Juxtafacet cysts (JFC) are related to facet joint degeneration. Supine MRI is routinely used to evaluate JFC. However, some JFC are missed and found only intraoperatively. The present study addresses positional MRI features and factors leading to variation in the size of JFC.

Methods

Fifty patients in whom positional MRI had been performed were investigated retrospectively and 67 distinct intraspinal or intraneuroforaminal were JFC found. Signal intensity, size of the JFC, the presence and variance of a vertebral slip and the angular movement of affected segments were assessed in supine, neutral sitting, flexion (sitting) and extension (standing). The overall movement of the spine and the lordosis angle in different positions were measured.

Results

JFC varied in size in segments with unstable slip and increased angular movement (variation of the angle in the affected segment in function: 13.3 degrees compared to 8.7 degrees). JFC with bright signals tended to vary in size compared to JFC with intermediate or low signal intensity (all: p < 0.001).
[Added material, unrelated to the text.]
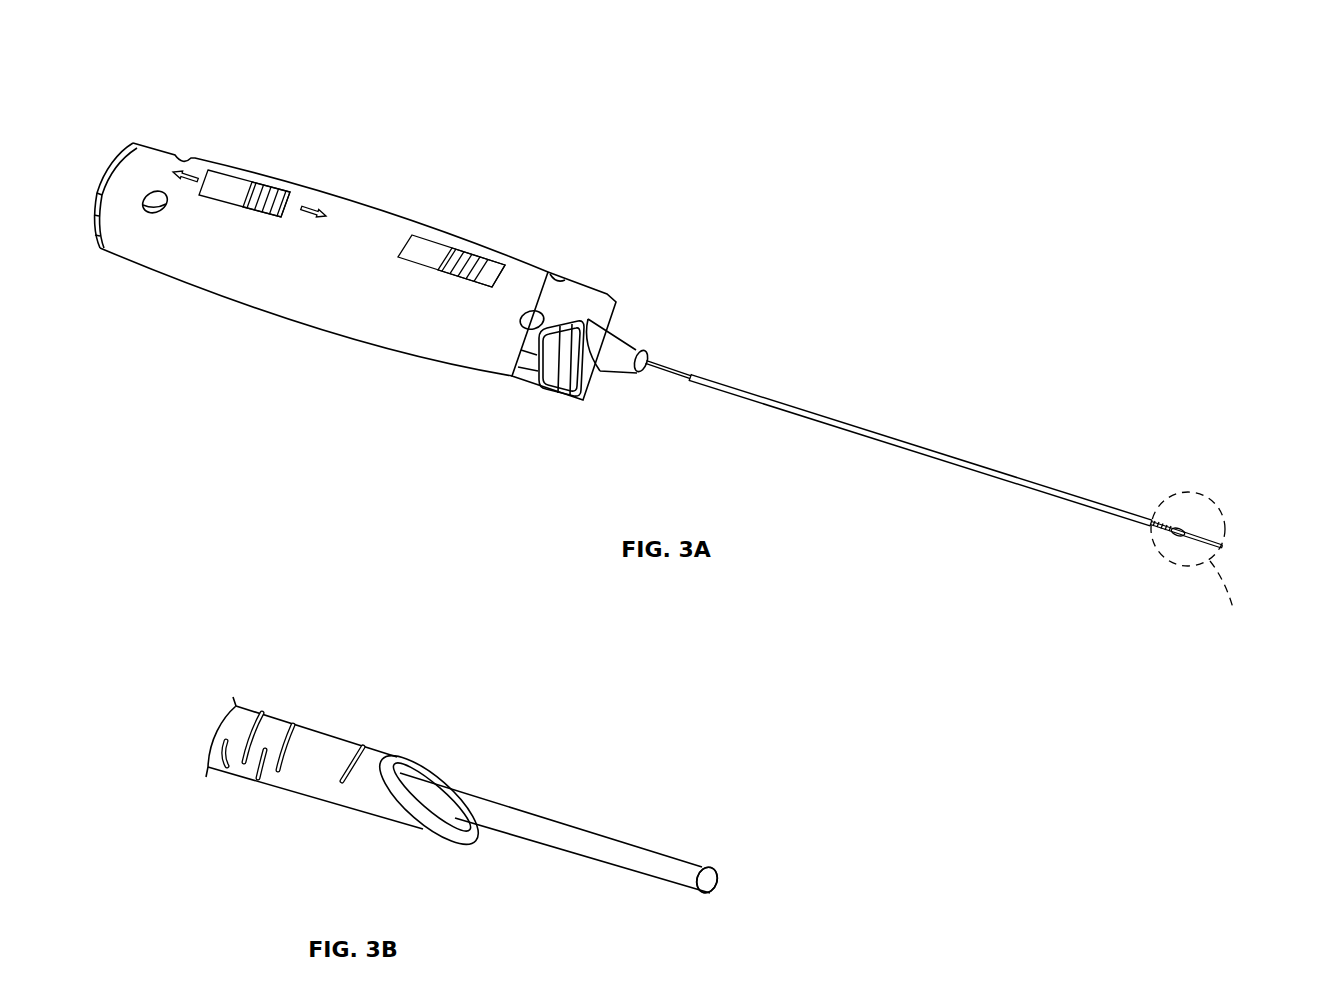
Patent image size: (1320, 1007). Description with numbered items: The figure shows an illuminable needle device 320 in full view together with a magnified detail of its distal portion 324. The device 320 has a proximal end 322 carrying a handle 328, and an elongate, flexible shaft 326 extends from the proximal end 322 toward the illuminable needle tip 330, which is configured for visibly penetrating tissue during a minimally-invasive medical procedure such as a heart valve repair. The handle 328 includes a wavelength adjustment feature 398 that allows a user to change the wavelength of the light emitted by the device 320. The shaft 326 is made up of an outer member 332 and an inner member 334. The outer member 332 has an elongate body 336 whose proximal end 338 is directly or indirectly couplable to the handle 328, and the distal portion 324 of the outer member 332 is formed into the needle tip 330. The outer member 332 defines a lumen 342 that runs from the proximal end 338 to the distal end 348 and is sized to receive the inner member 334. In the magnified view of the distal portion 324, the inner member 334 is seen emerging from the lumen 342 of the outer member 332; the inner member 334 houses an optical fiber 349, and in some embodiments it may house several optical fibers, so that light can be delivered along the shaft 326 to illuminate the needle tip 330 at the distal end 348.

Joint effusion and displacement of effusion lead to formation and variations in the size of JFC. JFC were most prominent in extension: 6.7 mm, less prominent in supine: 5.5 mm and in neutral sitting position: 4.6 mm (all p < 0.05). The detection rate for JFC was 97% for extension, 89% for supine and 78% for neutral sitting.

Conclusions

The detection rate of JFC improves with increasing lordosis of the spine and under weight-bearing conditions, particularly when standing. Unstable slipping or increased angular movement affects the size of JFC.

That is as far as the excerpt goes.